Domenica 11 febbraio sarà celebrata la Giornata Mondiale del Malato, la ricorrenza istituita nel 1992 da papa Giovanni Paolo II, per porre l’attenzione sui malati e su come affrontare le loro sofferenze. In occasione della Giornata, il programma di informazione religiosa “A sua immagina” ha scelto l’Hospice “Aurelio Marena” come esempio di struttura attenta alle esigenze dei malati, nello specifico quelli terminali. Ieri mattina, la troupe guidata da Roberto Fittipaldi e Barbara Borgiotti ha visitato l’hospice per intervistare pazienti e personale e realizzare il servizio che andrà in onda domenica prossima dalle 10.30 alle 11 su Rai1. La struttura, collegata alla Fondazione Santi Medici, è stata scelta proprio per l’attenzione che, da dieci anni, rivolge a quei pazienti giunti ormai alla fase finale della propria vita, la cui malattia non prevede una guarigione.
Sul tema si è recentemente discusso con la recente approvazione della legge sul testamento biologico.
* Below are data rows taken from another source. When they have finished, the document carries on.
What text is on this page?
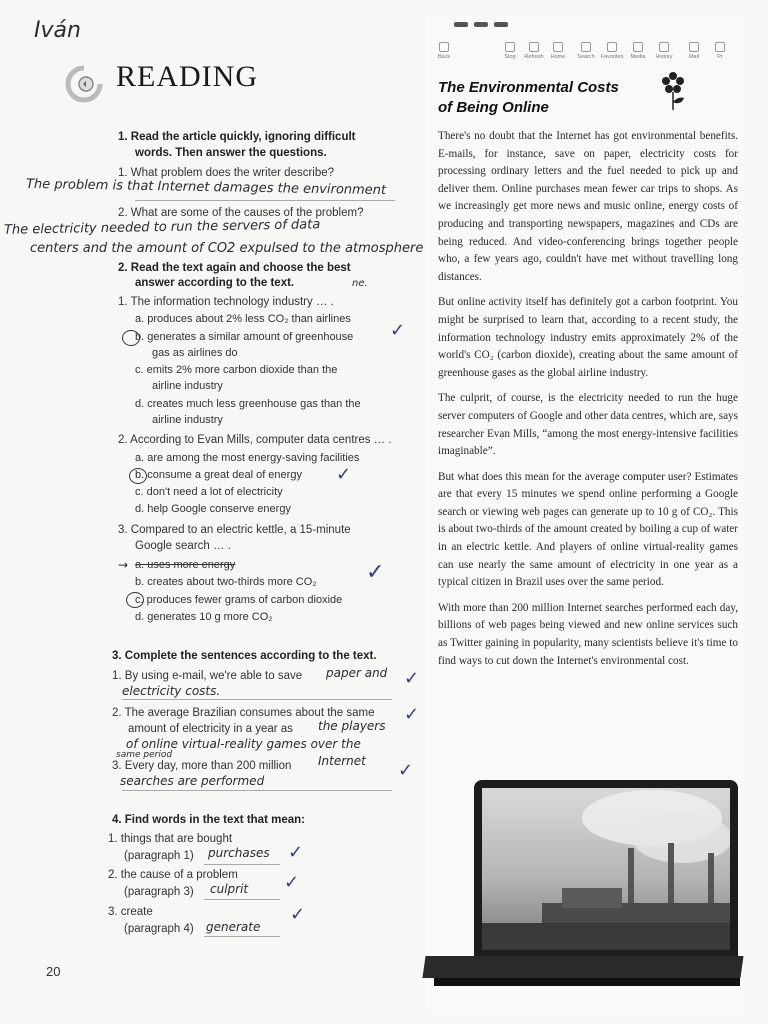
Iván
READING
1. Read the article quickly, ignoring difficult
words. Then answer the questions.
1. What problem does the writer describe?
The problem is that Internet damages the environment
2. What are some of the causes of the problem?
The electricity needed to run the servers of data
centers and the amount of CO2 expulsed to the atmosphere
ne.
2. Read the text again and choose the best
answer according to the text.
1. The information technology industry … .
a. produces about 2% less CO₂ than airlines
b. generates a similar amount of greenhouse
gas as airlines do
✓
c. emits 2% more carbon dioxide than the
airline industry
d. creates much less greenhouse gas than the
airline industry
2. According to Evan Mills, computer data centres … .
a. are among the most energy-saving facilities
b. consume a great deal of energy ✓
c. don't need a lot of electricity
d. help Google conserve energy
3. Compared to an electric kettle, a 15-minute
Google search … .
→ a. uses more energy
b. creates about two-thirds more CO₂
c. produces fewer grams of carbon dioxide
✓
d. generates 10 g more CO₂
3. Complete the sentences according to the text.
1. By using e-mail, we're able to save paper and
electricity costs.
✓
2. The average Brazilian consumes about the same
amount of electricity in a year as the players
of online virtual-reality games over the
same period
✓
3. Every day, more than 200 million Internet
searches are performed	✓
4. Find words in the text that mean:
1. things that are bought
(paragraph 1) purchases ✓
2. the cause of a problem
(paragraph 3) culprit ✓
3. create
(paragraph 4) generate
✓
20
Back	Stop	Refresh	Home	Search	Favorites	Media	History	Mail	Pr
The Environmental Costs
of Being Online

There's no doubt that the Internet has got environmental benefits. E-mails, for instance, save on paper, electricity costs for processing ordinary letters and the fuel needed to pick up and deliver them. Online purchases mean fewer car trips to shops. As we increasingly get more news and music online, energy costs of producing and transporting newspapers, magazines and CDs are being reduced. And video-conferencing brings together people who, a few years ago, couldn't have met without travelling long distances.

But online activity itself has definitely got a carbon footprint. You might be surprised to learn that, according to a recent study, the information technology industry emits approximately 2% of the world's CO₂ (carbon dioxide), creating about the same amount of greenhouse gases as the global airline industry.

The culprit, of course, is the electricity needed to run the huge server computers of Google and other data centres, which are, says researcher Evan Mills, “among the most energy-intensive facilities imaginable”.

But what does this mean for the average computer user? Estimates are that every 15 minutes we spend online performing a Google search or viewing web pages can generate up to 10 g of CO₂. This is about two-thirds of the amount created by boiling a cup of water in an electric kettle. And players of online virtual-reality games can use nearly the same amount of electricity in one year as a typical citizen in Brazil uses over the same period.

With more than 200 million Internet searches performed each day, billions of web pages being viewed and new online services such as Twitter gaining in popularity, many scientists believe it's time to find ways to cut down the Internet's environmental cost.
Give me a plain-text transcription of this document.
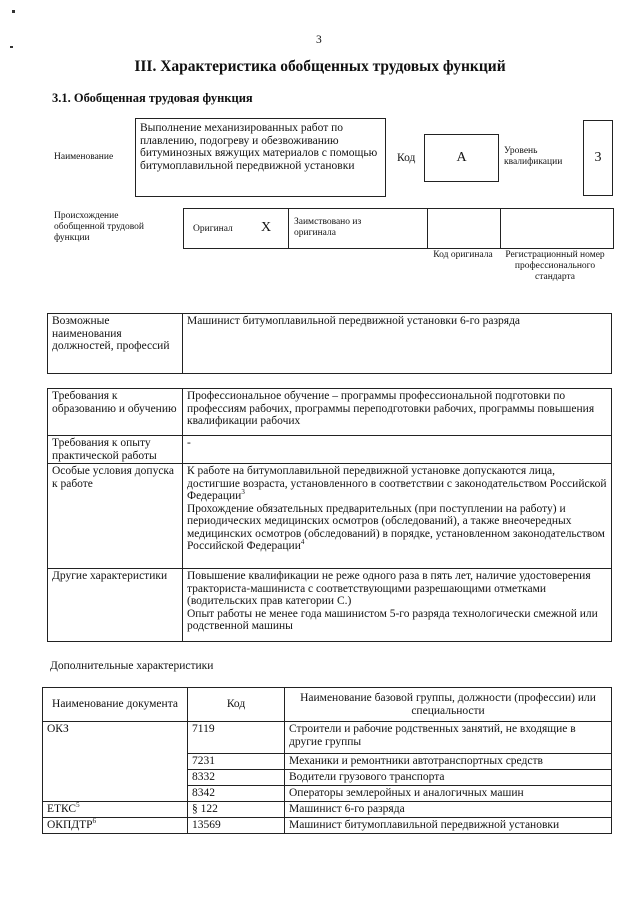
3
III. Характеристика обобщенных трудовых функций
3.1. Обобщенная трудовая функция
Наименование
Выполнение механизированных работ по плавлению, подогреву и обезвоживанию битуминозных вяжущих материалов с помощью битумоплавильной передвижной установки
Код	A	Уровень квалификации	3
Происхождение обобщенной трудовой функции
Оригинал X Заимствовано из оригинала
Код оригинала Регистрационный номер профессионального стандарта
Возможные наименования должностей, профессий	Машинист битумоплавильной передвижной установки 6-го разряда
Требования к образованию и обучению	Профессиональное обучение – программы профессиональной подготовки по профессиям рабочих, программы переподготовки рабочих, программы повышения квалификации рабочих
Требования к опыту практической работы	-
Особые условия допуска к работе	К работе на битумоплавильной передвижной установке допускаются лица, достигшие возраста, установленного в соответствии с законодательством Российской Федерации$^3$
Прохождение обязательных предварительных (при поступлении на работу) и периодических медицинских осмотров (обследований), а также внеочередных медицинских осмотров (обследований) в порядке, установленном законодательством Российской Федерации$^4$

Другие характеристики	Повышение квалификации не реже одного раза в пять лет, наличие удостоверения тракториста-машиниста с соответствующими разрешающими отметками (водительских прав категории C.)
Опыт работы не менее года машинистом 5-го разряда технологически смежной или родственной машины
Дополнительные характеристики
Наименование документа	Код	Наименование базовой группы, должности (профессии) или специальности
ОКЗ	7119	Строители и рабочие родственных занятий, не входящие в другие группы
	7231	Механики и ремонтники автотранспортных средств
	8332	Водители грузового транспорта
	8342	Операторы землеройных и аналогичных машин
ЕТКС$^5$	§ 122	Машинист 6-го разряда
ОКПДТР$^6$	13569	Машинист битумоплавильной передвижной установки
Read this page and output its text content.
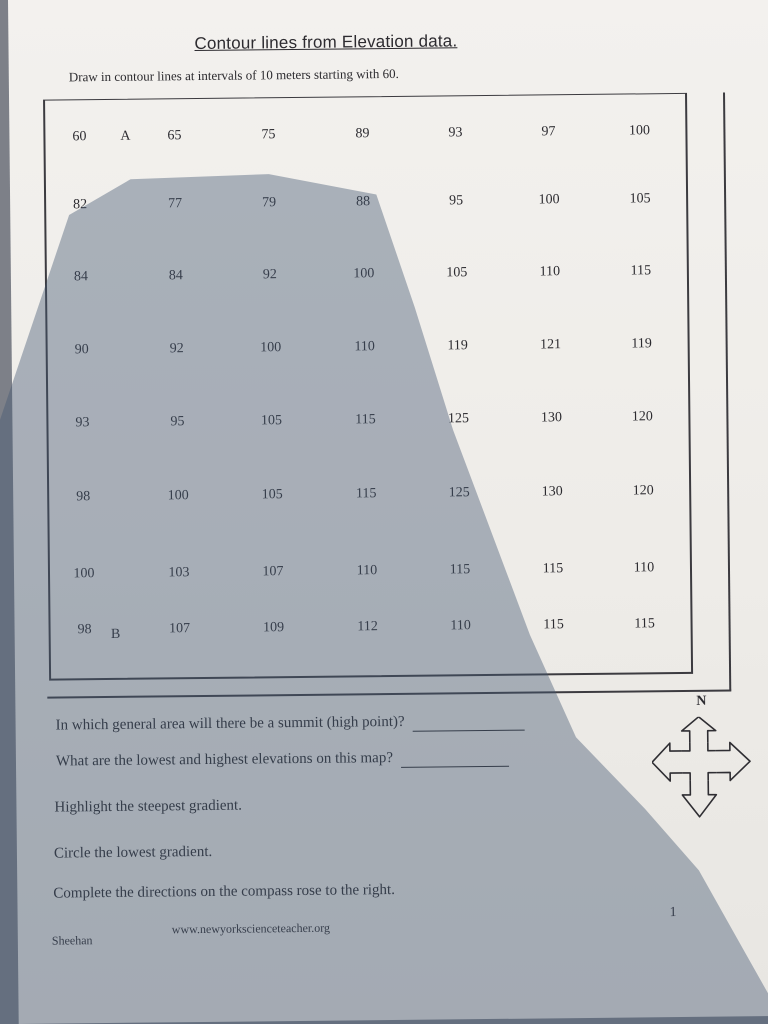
Contour lines from Elevation data.
Draw in contour lines at intervals of 10 meters starting with 60.
60	65	75	89	93	97	100
82	77	79	88	95	100	105
84	84	92	100	105	110	115
90	92	100	110	119	121	119
93	95	105	115	125	130	120
98	100	105	115	125	130	120
100	103	107	110	115	115	110
98	107	109	112	110	115	115
A
B
In which general area will there be a summit (high point)?
What are the lowest and highest elevations on this map?
Highlight the steepest gradient.
Circle the lowest gradient.
Complete the directions on the compass rose to the right.
N
Sheehan
www.newyorkscienceteacher.org
1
Ma quale è, per chi lavora quotidianamente con i malati terminali, l’importanza di accudirli negli ultimi giorni di vita?
«È importante per noi accompagnare il paziente in maniera dignitosa verso la morte, condividere con lui i suoi ultimi momenti, dare vita ai suoi ultimi giorni. Lo facciamo attraverso le cure palliative, che si collocano a metà tra l’eutanasia, a cui noi, da cattolici, siamo contrari, e l’accanimento terapeutico, che si ha quando non vogliamo lasciar andare il nostro caro. Dobbiamo invece riconoscere quando è giunto il momento di dirsi addio, di lasciarlo andare» spiega la dottoressa Anna Cannone, direttrice della struttura.
Dello stesso parere Giovanni Vacca, direttore generale della Fondazione Santi Medici, che spiega che il compito della struttura è considerare la vita importante anche verso la sua fine, quando la medicina dichiara che non c’è più nulla da fare: «Anche in quel caso, invece, c’è ancora tanto da fare per alleviare le sofferenze, per dare sollievo».
«L’accanimento terapeutico si ha quando la medicina non è sincera con se stessa, quando, in preda a delirio di onnipotenza, è convinta che c’è sempre qualcosa da fare, quando non riconosce i propri limiti» continua, ribadendo che, al di là della legge sul testamento biologico, le cure palliative sono già una risposta alle esigenze del paziente.